Shape – Brush the dough circle with just a little butter and then use the dull side of a butter knife or large skewer stick to make an impression in the center of the dough. This will help the roll keep its shape when rising and baking.
Bake – Bake the rolls in a preheated 350-degree oven for 15-20 minutes or until they’re golden brown. Brush the rolls with melted butter while warm. You can also add just a pinch of sea salt flakes to the rolls if desired.
Serve – Place the warm rolls in a bread basket to keep warm before serving. These make a great side to just about any dinner. They also work great stuffed with shredded pork or chicken or made into a small sandwich with lunchmeat.
Make-Ahead, Storage and Freezing
Make-Ahead: You can make the dough, shape the rolls and then place them on a baking sheet.

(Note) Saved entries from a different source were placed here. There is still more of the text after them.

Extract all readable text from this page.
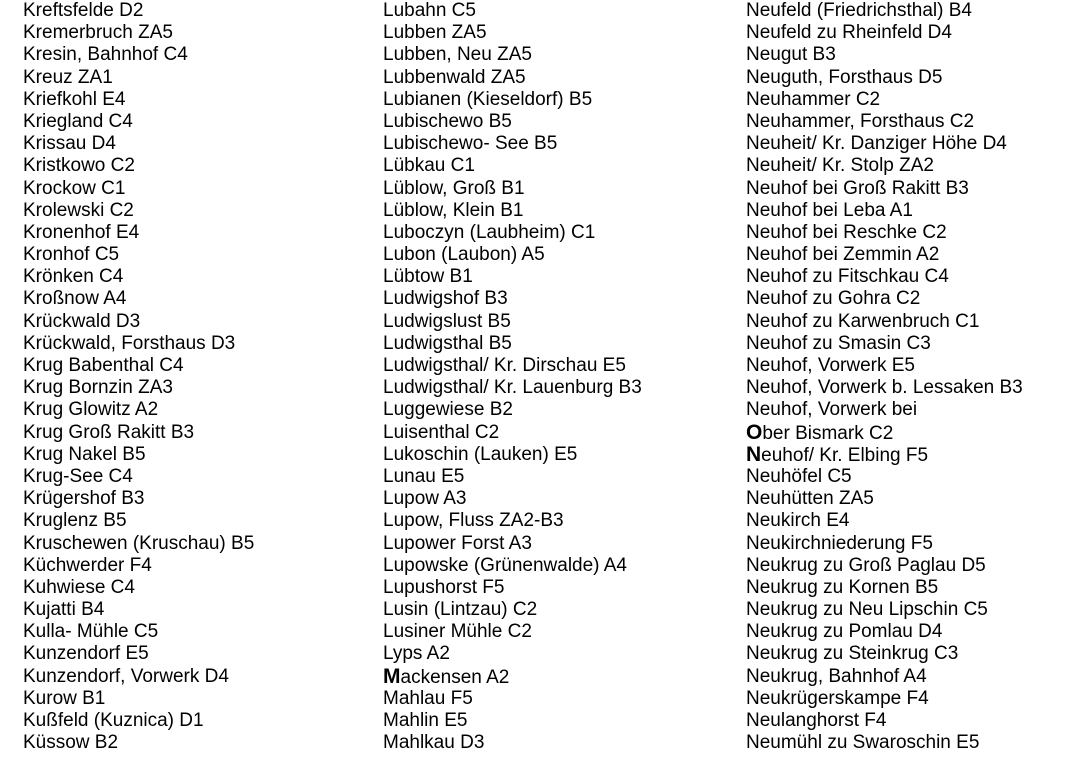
Kreftsfelde D2
Kremerbruch ZA5
Kresin, Bahnhof C4
Kreuz ZA1
Kriefkohl E4
Kriegland C4
Krissau D4
Kristkowo C2
Krockow C1
Krolewski C2
Kronenhof E4
Kronhof C5
Krönken C4
Kroßnow A4
Krückwald D3
Krückwald, Forsthaus D3
Krug Babenthal C4
Krug Bornzin ZA3
Krug Glowitz A2
Krug Groß Rakitt B3
Krug Nakel B5
Krug-See C4
Krügershof B3
Kruglenz B5
Kruschewen (Kruschau) B5
Küchwerder F4
Kuhwiese C4
Kujatti B4
Kulla- Mühle C5
Kunzendorf E5
Kunzendorf, Vorwerk D4
Kurow B1
Kußfeld (Kuznica) D1
Küssow B2
Lubahn C5
Lubben ZA5
Lubben, Neu ZA5
Lubbenwald ZA5
Lubianen (Kieseldorf) B5
Lubischewo B5
Lubischewo- See B5
Lübkau C1
Lüblow, Groß B1
Lüblow, Klein B1
Luboczyn (Laubheim) C1
Lubon (Laubon) A5
Lübtow B1
Ludwigshof B3
Ludwigslust B5
Ludwigsthal B5
Ludwigsthal/ Kr. Dirschau E5
Ludwigsthal/ Kr. Lauenburg B3
Luggewiese B2
Luisenthal C2
Lukoschin (Lauken) E5
Lunau E5
Lupow A3
Lupow, Fluss ZA2-B3
Lupower Forst A3
Lupowske (Grünenwalde) A4
Lupushorst F5
Lusin (Lintzau) C2
Lusiner Mühle C2
Lyps A2
Mackensen A2
Mahlau F5
Mahlin E5
Mahlkau D3
Neufeld (Friedrichsthal) B4
Neufeld zu Rheinfeld D4
Neugut B3
Neuguth, Forsthaus D5
Neuhammer C2
Neuhammer, Forsthaus C2
Neuheit/ Kr. Danziger Höhe D4
Neuheit/ Kr. Stolp ZA2
Neuhof bei Groß Rakitt B3
Neuhof bei Leba A1
Neuhof bei Reschke C2
Neuhof bei Zemmin A2
Neuhof zu Fitschkau C4
Neuhof zu Gohra C2
Neuhof zu Karwenbruch C1
Neuhof zu Smasin C3
Neuhof, Vorwerk E5
Neuhof, Vorwerk b. Lessaken B3
Neuhof, Vorwerk bei
Ober Bismark C2
Neuhof/ Kr. Elbing F5
Neuhöfel C5
Neuhütten ZA5
Neukirch E4
Neukirchniederung F5
Neukrug zu Groß Paglau D5
Neukrug zu Kornen B5
Neukrug zu Neu Lipschin C5
Neukrug zu Pomlau D4
Neukrug zu Steinkrug C3
Neukrug, Bahnhof A4
Neukrügerskampe F4
Neulanghorst F4
Neumühl zu Swaroschin E5
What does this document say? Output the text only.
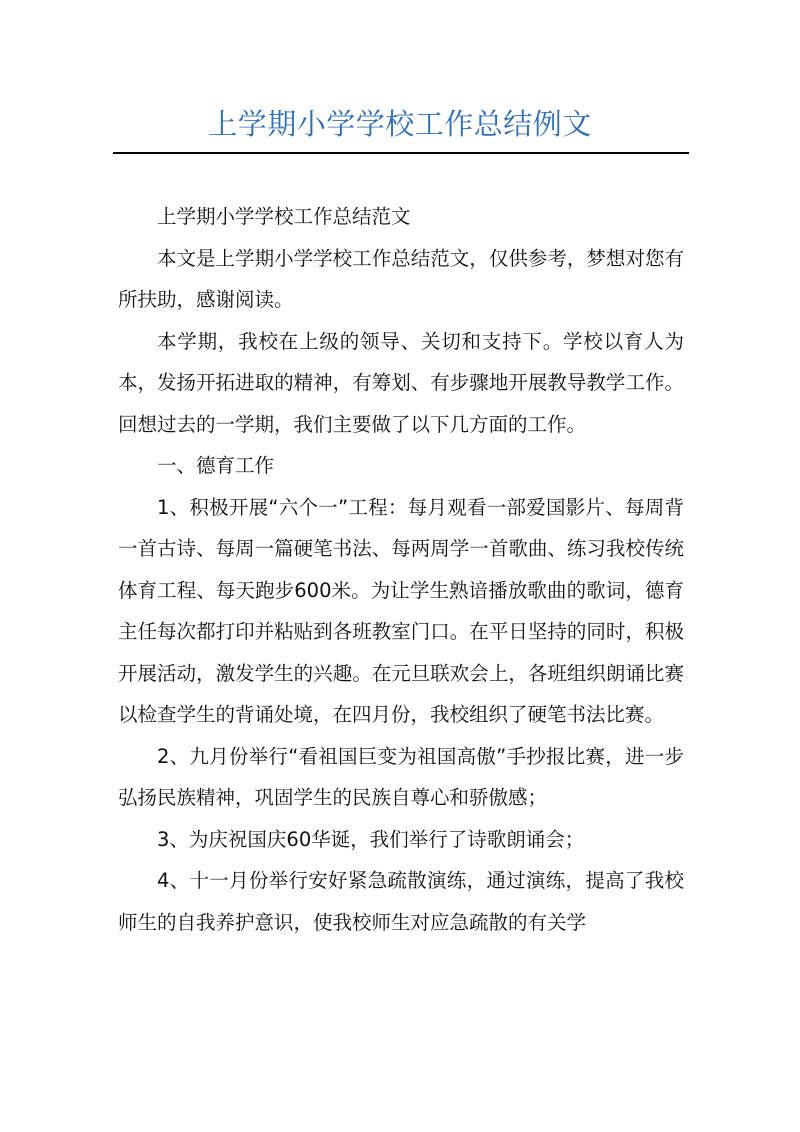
上学期小学学校工作总结例文

上学期小学学校工作总结范文

本文是上学期小学学校工作总结范文，仅供参考，梦想对您有所扶助，感谢阅读。

本学期，我校在上级的领导、关切和支持下。学校以育人为本，发扬开拓进取的精神，有筹划、有步骤地开展教导教学工作。回想过去的一学期，我们主要做了以下几方面的工作。

一、德育工作

1、积极开展“六个一”工程：每月观看一部爱国影片、每周背一首古诗、每周一篇硬笔书法、每两周学一首歌曲、练习我校传统体育工程、每天跑步600米。为让学生熟谙播放歌曲的歌词，德育主任每次都打印并粘贴到各班教室门口。在平日坚持的同时，积极开展活动，激发学生的兴趣。在元旦联欢会上，各班组织朗诵比赛以检查学生的背诵处境，在四月份，我校组织了硬笔书法比赛。

2、九月份举行“看祖国巨变为祖国高傲”手抄报比赛，进一步弘扬民族精神，巩固学生的民族自尊心和骄傲感；

3、为庆祝国庆60华诞，我们举行了诗歌朗诵会；

4、十一月份举行安好紧急疏散演练，通过演练，提高了我校师生的自我养护意识，使我校师生对应急疏散的有关学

Keep the rolls stored in the fridge until ready to bake, then remove them from the fridge while the oven preheats. Bake as directed.
Freezing: Make and shape the rolls as directed. Freeze for 8-12 hours on a large baking sheet before letting them rise. Transfer the rolls from the baking sheet to a freezer-safe bag for up to 3 months. When you’re ready to use the rolls, Thaw on a parchment-lined baking sheet for 2-3 hours or until they rise and double in size. Bake as directed.
Storing Baked Rolls: After the rolls have baked and cooled completely, store them at room temperature in a covered container or a ziplock bag for up to 3 days, or freeze for up to 3 months.
Other Yeast Dough Recipes
- Quick Dinner Rolls
- Homemade Garlic Breadsticks
- Parmesan Rosemary Dinner Rolls
- Homemade Cinnamon Rolls
- Homemade Pretzels
- Soft Onion Rolls
Parker House Rolls
- ½ cups warm water
- 1 ½ tablespoon active dry yeast Instant yeast would work too
- ¼ cup sugar
- 2 cups Milk 2% or whole milk
- 3 tablespoons melted butter for brushing on top
- 3 large eggs
- 2 teaspoon salt
- 6-6 ½ cups flour divided
- ¼ cup melted butter
- In a large bowl or the bowl of a stand mixer with a dough hook attachment, dissolve the yeast and sugar in the warm water and let stand for five minutes, or until foamy.
- Add the milk, melted butter, eggs, salt, and 3 cups of flour. Mix until combined.
- Add additional flour, ½ cup at a time, until the dough pulls away from the sides of the bowl and is only slightly sticky to the touch (careful not to add too much flour!).
- Knead the dough 3-5 minutes, until smooth. Cover with a towel or plastic wrap and let rise for 20 minutes or until double.
- Preheat the oven to 350 degrees F and line a large baking pan with parchment paper or spray with nonstick cooking spray. Gently punch the dough down and divide into 2 pieces. Roll each piece of dough until 1/2" thick. Cut into circles with a 3" biscuit cutter. Use the back of a knife and make an indent in the center of the dough. Fold dough over into a half moon shape. Space evenly on the prepared pan.
- Brush with melted butter and let rise for an additional 15-20 minutes. Bake 15-18 minutes, or until golden brown on top. Remove from the oven and brush with more melted butter.